Conjointement une enquête commence, puis un dossier est ouvert à l’instruction dont le juge a estimé qu’il avait suffisamment d’éléments pour renvoyer le couple mis en examen, comme accusés devant la cour d’assises.

 

La prévention s’étend sur 9 ans

Lui, il encourt jusqu’à 20 ans de réclusion criminelle s’il est déclaré coupable de viols incestueux sur mineur, par personne ayant autorité, de 2005 à 2014.

La mère encourt une peine correctionnelle de 5 ans maximum pour non-assistance à personne en danger : sa fille dit qu’elle avait un jour laissé un mot sur la cafetière pour que sa mère sache. Celle-ci, d’après la jeune fille, avait pleuré puis avait demandé une confrontation avec le beau-père, la petite avait refusé, fin de la discussion. Ce petit mot est déjà dans les débats car on ne l’a pas retrouvé.

 

« Chez nous, on n’a pas d’enfant en dehors du mariage »

Ce couple s’est formé alors que madame, déjà maman de deux petits, voyait son premier mariage se délabrer sous les coups d’une vie matérielle rude, décrit-elle à la barre. Elle n’était plus heureuse, c’est ce qu’on retient de son récit.

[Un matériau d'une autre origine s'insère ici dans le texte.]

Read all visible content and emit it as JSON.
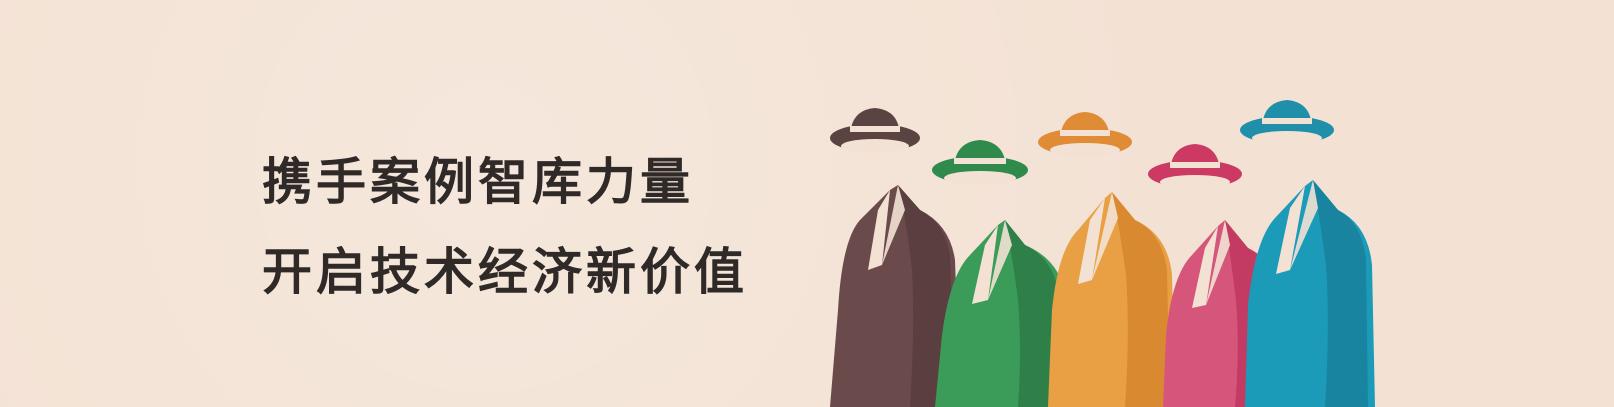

Elle quitte le domicile pour retourner chez ses parents, avec les enfants. Elle avait déjà sympathisé avec celui qu’elle épousera quand elle sera enceinte de Sylvie, parce que « chez nous, on n’a pas d’enfant en dehors du mariage ».

Il la rejoint 6 mois plus tard, ils commencent leur vie de couple chez les beaux-parents, dans une ambiance plutôt fraîche, explique l’accusé à la barre.

 

« Je ne comprends pas », répète-t-il

N’empêche qu’il connaît Sylvie depuis ses deux ans. Qu’il fut « abasourdi » par les accusations qu’elle porte contre lui. « Je ne comprends pas », répète-t-il.

La mère, expose la présidente Podevin qui lit le document qu’on appelle « ordonnance de mise en accusation » rédigé par le juge d’instruction, dit que sa fille « ment », elle pense que sa fille aurait appris des choses relatives à la sexualité génitale « dans ses lectures (que le couple désapprouvait) de livres Harlequin ». Elle pense également que le père de Sylvie influence, voire manipule sa fille.

 

La fille est « crédible »

L’enfant, devenue jeune femme, a révélé à trois moments et par des moyens différents, être victime à répétition de pénétrations et de fellations forcées : lorsqu’elle était en classe de 6ème (le mot retrouvé dans son journal intime), en 3ème, puis en 1ère .

Pour la juge d’instruction, au vu des rapports d’expertises, Sylvie est « crédible ».

Dans la salle d’assises du palais, elle est sur le banc des parties civiles, son père à ses côtés. Il souhaite d’ailleurs se constituer partie civile avec elle. Assis sur deux chaises placées l’une derrière l’autre, les époux. Fatigués déjà, et on le comprend, par les tensions et les peurs que génère un tel procès, qui durera en plus toute la semaine. L’épouse a décidé de rester liée à son mari par une loyauté qu’elle déclare ferme et assurée.

 

Suresnes, Laon, Autun, Montceau-les-Mines

Lui, interrogé par la présidente, reprend l’histoire pas à pas. Les déménagements successifs : Suresnes, Laon, Autun, Montceau-les-Mines. Le travail et les périodes de chômage, les déplacements partout, la naissance de sa fille, en 2007, qui grandit avec Sylvie et son frère.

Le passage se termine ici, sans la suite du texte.